Industry5 min read

What 87% of Companies Using AI to Hire Means for Your Job Search

Justin Bartak

Justin Bartak

Founder & Chief AI Architect, Orbit

Building AI-native platforms for $383M+ in enterprise value

You're not applying to people anymore.

Eighty-seven percent of companies use AI in hiring. That's a 2025 SHRM number. Gartner says 90% of candidate sourcing will be automated by end of 2026. These aren't predictions about some distant future. This is the market you're applying into this morning.

Here's what kills me: only 26% of job seekers trust AI-driven hiring. Which means three out of four candidates are being evaluated by systems they refuse to understand. That's not principled resistance. That's career malpractice.

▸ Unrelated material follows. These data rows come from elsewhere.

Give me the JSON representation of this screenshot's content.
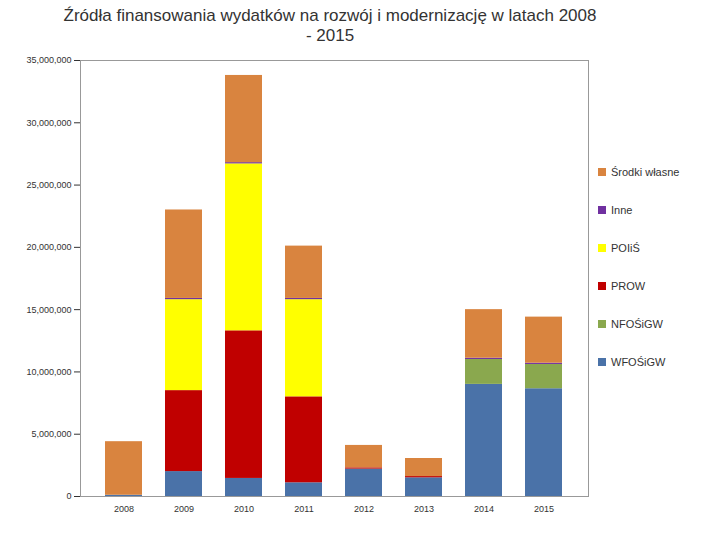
{
  "chart_data": {
    "type": "bar",
    "stacked": true,
    "title": "Źródła finansowania wydatków na rozwój i modernizację w latach 2008 - 2015",
    "categories": [
      "2008",
      "2009",
      "2010",
      "2011",
      "2012",
      "2013",
      "2014",
      "2015"
    ],
    "series": [
      {
        "name": "WFOŚiGW",
        "color": "#4a72a8",
        "values": [
          100000,
          2000000,
          1450000,
          1100000,
          2200000,
          1500000,
          9000000,
          8650000
        ]
      },
      {
        "name": "NFOŚiGW",
        "color": "#8aa84e",
        "values": [
          0,
          0,
          0,
          0,
          0,
          0,
          2000000,
          1950000
        ]
      },
      {
        "name": "PROW",
        "color": "#c00000",
        "values": [
          0,
          6500000,
          11850000,
          6900000,
          100000,
          100000,
          0,
          0
        ]
      },
      {
        "name": "POIiŚ",
        "color": "#ffff00",
        "values": [
          0,
          7300000,
          13400000,
          7800000,
          0,
          0,
          0,
          0
        ]
      },
      {
        "name": "Inne",
        "color": "#7030a0",
        "values": [
          0,
          100000,
          100000,
          100000,
          0,
          0,
          100000,
          100000
        ]
      },
      {
        "name": "Środki własne",
        "color": "#d9843f",
        "values": [
          4300000,
          7100000,
          7000000,
          4200000,
          1800000,
          1450000,
          3900000,
          3700000
        ]
      }
    ],
    "ylim": [
      0,
      35000000
    ],
    "yticks": [
      0,
      {
        "value": 5000000,
        "label": "5,000,000"
      },
      {
        "value": 10000000,
        "label": "10,000,000"
      },
      {
        "value": 15000000,
        "label": "15,000,000"
      },
      {
        "value": 20000000,
        "label": "20,000,000"
      },
      {
        "value": 25000000,
        "label": "25,000,000"
      },
      {
        "value": 30000000,
        "label": "30,000,000"
      },
      {
        "value": 35000000,
        "label": "35,000,000"
      }
    ],
    "grid": false,
    "legend": "right"
  }
}
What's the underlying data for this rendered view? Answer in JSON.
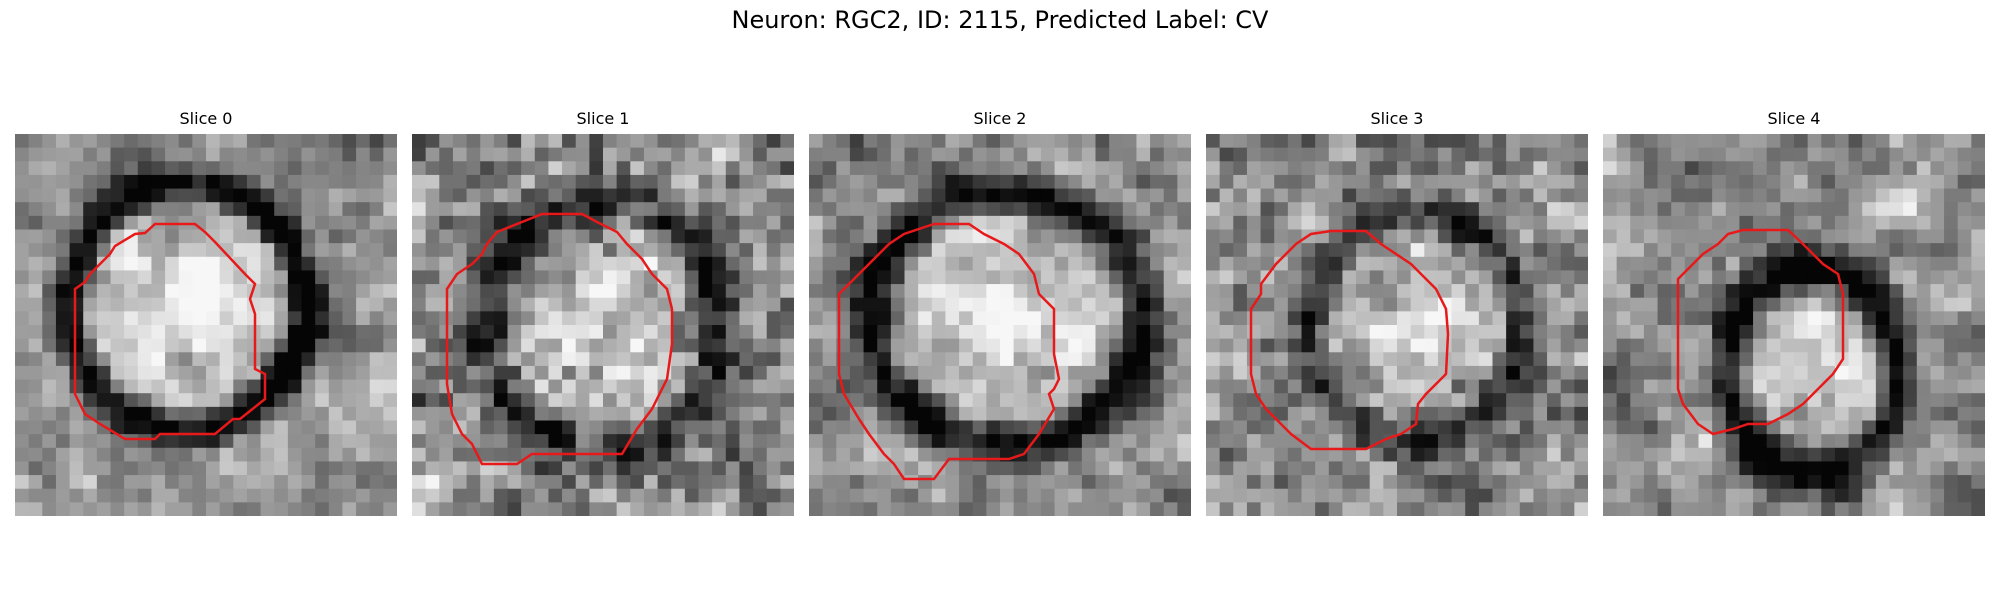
{
  "figure": {
    "title": "Neuron: RGC2, ID: 2115, Predicted Label: CV"
  },
  "panels": [
    {
      "title": "Slice 0",
      "seed": 11,
      "ring_dark": 0.62,
      "inner_bright": 0.35,
      "noise": 0.18
    },
    {
      "title": "Slice 1",
      "seed": 23,
      "ring_dark": 0.45,
      "inner_bright": 0.2,
      "noise": 0.38
    },
    {
      "title": "Slice 2",
      "seed": 37,
      "ring_dark": 0.55,
      "inner_bright": 0.3,
      "noise": 0.22
    },
    {
      "title": "Slice 3",
      "seed": 53,
      "ring_dark": 0.4,
      "inner_bright": 0.2,
      "noise": 0.32
    },
    {
      "title": "Slice 4",
      "seed": 71,
      "ring_dark": 0.6,
      "inner_bright": 0.3,
      "noise": 0.2
    }
  ],
  "contour_color": "#e8191a",
  "colormap": "gray"
}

Where the machines sit in the funnel

Stage 1: Before you even know the job exists

AI scans LinkedIn profiles, GitHub repos, and professional databases to build candidate pools before a job is posted. Tools like LinkedIn Recruiter, HireEZ, and Entelo are out there right now, crawling your digital presence, building a picture of you without your permission or participation.

Your online presence isn't supplementary. It's your first resume. And if it's thin, you're invisible.

Stage 2: The six-second filter

ATS systems score your resume against the job description. Old systems did dumb keyword matching. New ones use semantic analysis to understand what your experience means, not just what words you used. They catch inconsistencies. They flag gaps. They're ruthlessly efficient.

Your resume needs to speak the exact language of the job description. Same terminology. Both acronyms and full terms. Clean formatting that a parser won't choke on. This isn't optional. It's survival.

Stage 3: The AI interview

AI-powered assessments now evaluate coding ability, personality traits, communication patterns, and something uncomfortably close to "cultural fit." Some tools measure your response latency. Your vocabulary complexity. Your facial expressions.

I have complicated feelings about this. But complicated feelings don't change the fact that you need to practice with these platforms before your real interviews.

Stage 4: The decision frame

At the end, AI gives hiring managers candidate comparison dashboards, predictive success scores, and structured interview recommendations. The human still decides. But AI decides what the human sees.

Every signal you've sent throughout the process gets aggregated into a data profile. Consistency across every touchpoint matters more than nailing any single one.

How to play the game without losing your soul

Mirror the language, then go deeper

Start by matching the exact terms from the job description. Then go further: describe context, scale, impact. Modern semantic AI rewards depth, not just surface-level keyword stuffing. Write for both the algorithm and the human who reads you next.

Fight AI with AI

If they're using machines to evaluate you, use machines to prepare. AI resume tailoring ensures your materials are optimized for each application. AI interview prep gives you reps with the exact question formats these systems use.

Orbit integrates AI directly into the job search workflow. The resume tailor optimizes for ATS scoring, Scout AI helps you research companies and prep for interviews, and the contact parser helps you build your network efficiently.

The counterintuitive truth about humans

As AI handles more screening, human connections become more valuable. Not less. A referral bypasses the AI filter entirely. A warm intro from an existing employee carries weight no algorithm can replicate.

The best strategy is both: optimize for the machines, then let your human skills close it. The handshake still wins. It just takes longer to get to.

Be findable

AI sourcing tools reward candidates with visible work. Open-source contributions, blog posts, published research, portfolio projects. If your expertise only lives on your resume, sourcing algorithms can't find you. You're a ghost.

The uncomfortable part

The hiring process was not designed for you. It was designed for efficiency at scale. AI is the first evaluator, the first filter, and increasingly the first interviewer. You can be angry about that, or you can understand it.

Understanding it doesn't mean gaming it. The same things that optimize for AI (clear communication, quantified achievements, relevant terminology, structured answers) also make you a stronger candidate for the human on the other side.

Eighty-seven percent is not a threat. It's a map. Read it.